SS-31 Restores Mitochondrial Function in Smoke-Damaged Oral Cells

Cigarette smoke is a major risk factor for various oral diseases, including periodontitis and oral cancer, primarily by inducing oxidative stress and damaging cellular components like mitochondria. This mitochondrial damage leads to impaired cellular function and can contribute to disease progression. Current treatments often focus on symptom management, but there's a critical need for therapies that address the underlying cellular damage. This study investigates whether SS-31 can protect oral epithelial cells from cigarette smoke-induced damage by restoring mitochondrial function and reducing oxidative stress.

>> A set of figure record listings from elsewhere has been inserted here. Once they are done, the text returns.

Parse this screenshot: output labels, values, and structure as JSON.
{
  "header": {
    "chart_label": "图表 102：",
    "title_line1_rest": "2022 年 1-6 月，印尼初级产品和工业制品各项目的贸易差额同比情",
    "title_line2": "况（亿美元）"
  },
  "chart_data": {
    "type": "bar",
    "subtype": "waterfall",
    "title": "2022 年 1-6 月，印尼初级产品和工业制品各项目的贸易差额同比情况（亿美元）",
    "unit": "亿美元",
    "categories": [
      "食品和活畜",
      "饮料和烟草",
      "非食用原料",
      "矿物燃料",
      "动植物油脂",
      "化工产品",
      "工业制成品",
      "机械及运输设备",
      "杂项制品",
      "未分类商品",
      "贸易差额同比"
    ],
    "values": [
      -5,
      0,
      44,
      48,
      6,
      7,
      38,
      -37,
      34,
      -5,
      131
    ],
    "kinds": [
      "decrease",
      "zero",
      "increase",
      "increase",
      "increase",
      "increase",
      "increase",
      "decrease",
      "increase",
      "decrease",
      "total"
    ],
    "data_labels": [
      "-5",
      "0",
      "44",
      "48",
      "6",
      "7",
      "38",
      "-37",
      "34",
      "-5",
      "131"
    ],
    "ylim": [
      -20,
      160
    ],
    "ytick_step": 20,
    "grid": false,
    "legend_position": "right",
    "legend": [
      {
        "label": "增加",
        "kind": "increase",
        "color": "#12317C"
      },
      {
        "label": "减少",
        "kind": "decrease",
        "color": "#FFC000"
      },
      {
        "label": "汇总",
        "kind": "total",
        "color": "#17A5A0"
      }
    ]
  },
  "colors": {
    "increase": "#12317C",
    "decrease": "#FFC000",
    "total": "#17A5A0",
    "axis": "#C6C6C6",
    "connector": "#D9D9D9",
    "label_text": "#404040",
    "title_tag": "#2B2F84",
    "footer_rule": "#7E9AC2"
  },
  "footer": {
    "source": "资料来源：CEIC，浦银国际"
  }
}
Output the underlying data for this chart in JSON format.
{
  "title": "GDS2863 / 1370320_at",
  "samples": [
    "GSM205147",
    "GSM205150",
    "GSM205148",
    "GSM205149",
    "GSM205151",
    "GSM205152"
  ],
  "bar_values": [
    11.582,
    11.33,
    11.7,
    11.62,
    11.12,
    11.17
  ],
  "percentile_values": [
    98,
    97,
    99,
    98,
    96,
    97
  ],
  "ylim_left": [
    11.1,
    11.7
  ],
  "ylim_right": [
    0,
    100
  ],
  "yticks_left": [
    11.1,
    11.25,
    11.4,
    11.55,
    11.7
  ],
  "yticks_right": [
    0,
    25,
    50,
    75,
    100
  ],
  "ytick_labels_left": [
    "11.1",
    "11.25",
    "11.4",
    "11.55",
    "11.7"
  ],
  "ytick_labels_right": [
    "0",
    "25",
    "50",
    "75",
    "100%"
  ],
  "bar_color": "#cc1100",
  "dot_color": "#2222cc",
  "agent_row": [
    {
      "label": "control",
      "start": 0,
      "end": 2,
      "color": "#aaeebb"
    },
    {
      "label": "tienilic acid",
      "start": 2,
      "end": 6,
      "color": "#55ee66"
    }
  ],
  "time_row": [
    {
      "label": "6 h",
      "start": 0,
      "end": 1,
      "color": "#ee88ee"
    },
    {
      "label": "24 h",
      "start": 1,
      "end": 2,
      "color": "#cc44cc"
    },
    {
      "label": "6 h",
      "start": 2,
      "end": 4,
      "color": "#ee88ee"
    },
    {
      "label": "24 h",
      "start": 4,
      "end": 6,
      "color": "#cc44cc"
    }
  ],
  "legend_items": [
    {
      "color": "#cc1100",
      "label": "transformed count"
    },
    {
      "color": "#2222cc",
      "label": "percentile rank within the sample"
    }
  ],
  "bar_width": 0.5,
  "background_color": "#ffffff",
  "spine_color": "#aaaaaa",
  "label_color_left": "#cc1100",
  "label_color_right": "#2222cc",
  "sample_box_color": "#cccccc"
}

The study demonstrated that SS-31 treatment significantly mitigated the detrimental effects of cigarette smoke extract on oral epithelial cells. Specifically, SS-31 led to a marked reduction in reactive oxygen species (ROS) levels, indicating a substantial decrease in oxidative stress. Furthermore, mitochondrial membrane potential, a key indicator of mitochondrial health, was significantly restored, showing a dramatic improvement compared to untreated damaged cells. SS-31 treatment robustly activated PINK1-mediated mitophagy, leading to the efficient clearance of damaged mitochondria and a significant recovery of overall mitochondrial function. This activation of mitophagy was crucial, as inhibiting PINK1 activity abolished the protective effects of SS-31, confirming the pathway's central role. Compared to control cells exposed to smoke but not treated with SS-31, treated cells exhibited superior cellular viability and reduced apoptotic markers.